Die Parteien streiten in zweiter Instanz noch um Zahlungsansprüche der Klägerin, die eine höhere Eingruppierung aufgrund einer Bewährung anstrebt.

Die Klägerin wurde aufgrund des Arbeitsvertrages vom 15.05.2000 von der Beklagten als Pflegehelferin eingestellt. Die Beklagte zahlte an die Klägerin zuletzt 1.531,94 € brutto als "Gehalt/Grundvergütung außertariflich".

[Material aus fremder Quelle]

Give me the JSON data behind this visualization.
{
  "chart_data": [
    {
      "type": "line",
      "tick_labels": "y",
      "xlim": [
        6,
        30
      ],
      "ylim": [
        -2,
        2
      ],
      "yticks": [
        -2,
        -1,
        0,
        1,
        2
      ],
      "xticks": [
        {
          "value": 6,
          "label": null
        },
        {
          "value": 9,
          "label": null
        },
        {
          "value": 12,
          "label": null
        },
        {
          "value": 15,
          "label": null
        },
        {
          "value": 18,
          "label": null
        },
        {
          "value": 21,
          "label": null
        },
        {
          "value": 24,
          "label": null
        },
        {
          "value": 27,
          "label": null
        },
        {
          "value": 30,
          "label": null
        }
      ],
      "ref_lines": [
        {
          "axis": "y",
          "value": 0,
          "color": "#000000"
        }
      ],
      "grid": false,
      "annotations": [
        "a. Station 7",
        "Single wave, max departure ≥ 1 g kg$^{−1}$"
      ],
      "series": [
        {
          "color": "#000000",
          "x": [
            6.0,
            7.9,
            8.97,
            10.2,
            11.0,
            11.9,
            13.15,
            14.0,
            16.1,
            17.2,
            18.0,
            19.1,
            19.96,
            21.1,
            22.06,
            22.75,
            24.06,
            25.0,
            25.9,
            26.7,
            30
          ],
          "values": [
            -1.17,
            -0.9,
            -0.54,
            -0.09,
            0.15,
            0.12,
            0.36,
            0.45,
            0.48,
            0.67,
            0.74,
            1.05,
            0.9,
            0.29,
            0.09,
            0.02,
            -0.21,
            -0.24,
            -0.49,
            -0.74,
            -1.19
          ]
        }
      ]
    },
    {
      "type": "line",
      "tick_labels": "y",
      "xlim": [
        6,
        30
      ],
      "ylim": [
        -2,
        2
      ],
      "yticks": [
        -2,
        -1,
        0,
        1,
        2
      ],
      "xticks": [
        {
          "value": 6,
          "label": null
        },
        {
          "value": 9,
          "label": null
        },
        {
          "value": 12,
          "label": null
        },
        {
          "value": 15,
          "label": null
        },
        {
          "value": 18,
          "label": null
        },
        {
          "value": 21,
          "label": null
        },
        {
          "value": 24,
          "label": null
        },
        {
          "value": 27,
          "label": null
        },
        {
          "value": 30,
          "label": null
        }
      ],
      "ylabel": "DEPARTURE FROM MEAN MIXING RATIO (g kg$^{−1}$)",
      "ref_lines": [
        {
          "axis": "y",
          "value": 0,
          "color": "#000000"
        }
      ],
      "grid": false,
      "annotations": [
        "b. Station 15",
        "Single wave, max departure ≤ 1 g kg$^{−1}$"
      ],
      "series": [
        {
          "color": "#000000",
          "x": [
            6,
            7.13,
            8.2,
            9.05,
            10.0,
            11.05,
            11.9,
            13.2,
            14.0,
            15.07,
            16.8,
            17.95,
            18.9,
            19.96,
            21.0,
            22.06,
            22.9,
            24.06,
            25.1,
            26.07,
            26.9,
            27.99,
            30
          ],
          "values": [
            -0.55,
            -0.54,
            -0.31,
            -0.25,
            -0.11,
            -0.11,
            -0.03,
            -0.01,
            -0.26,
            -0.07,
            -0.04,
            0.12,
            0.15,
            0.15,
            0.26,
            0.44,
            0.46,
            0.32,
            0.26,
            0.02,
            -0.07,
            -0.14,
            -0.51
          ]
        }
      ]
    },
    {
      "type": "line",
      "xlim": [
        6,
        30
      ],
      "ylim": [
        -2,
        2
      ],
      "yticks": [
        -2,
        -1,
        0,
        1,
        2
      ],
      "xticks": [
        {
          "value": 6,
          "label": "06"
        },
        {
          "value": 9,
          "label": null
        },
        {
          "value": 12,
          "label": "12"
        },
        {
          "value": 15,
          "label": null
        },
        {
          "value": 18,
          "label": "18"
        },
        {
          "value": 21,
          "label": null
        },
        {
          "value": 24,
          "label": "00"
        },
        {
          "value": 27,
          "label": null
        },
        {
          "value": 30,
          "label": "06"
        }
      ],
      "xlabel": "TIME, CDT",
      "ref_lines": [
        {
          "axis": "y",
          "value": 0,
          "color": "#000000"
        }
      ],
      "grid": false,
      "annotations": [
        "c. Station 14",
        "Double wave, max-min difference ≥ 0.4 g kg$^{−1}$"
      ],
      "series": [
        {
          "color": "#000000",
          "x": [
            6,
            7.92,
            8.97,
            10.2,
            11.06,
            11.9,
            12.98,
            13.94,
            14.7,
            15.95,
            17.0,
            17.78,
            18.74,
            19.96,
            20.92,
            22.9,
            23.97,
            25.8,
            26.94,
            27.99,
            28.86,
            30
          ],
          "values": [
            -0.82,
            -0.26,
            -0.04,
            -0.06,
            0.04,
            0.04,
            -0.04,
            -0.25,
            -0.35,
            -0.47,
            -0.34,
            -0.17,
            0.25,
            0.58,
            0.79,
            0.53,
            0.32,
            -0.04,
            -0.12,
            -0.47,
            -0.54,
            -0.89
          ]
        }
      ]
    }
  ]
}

Unter dem 24.09.2004 schlossen die P. S. Consulting und Conception für Senioreneinrichtungen AG und die Vereinte Dienstleistungsgewerkschaft (ver.di) einen Manteltarifvertrag (MTV), der am 01.10.2004 in Kraft trat, und einen Vergütungstarifvertrag Nr. 1 (VTV), der am 01.01.2005 in Kraft trat. Die Beklagte ist als eine Tochtergesellschaft der P. S. AG in der Anlage A zum MTV als eine der Einrichtungen aufgeführt, auf die dieser Tarifvertrag gemäß seinem § 1 Nr. 1 Anwendung findet.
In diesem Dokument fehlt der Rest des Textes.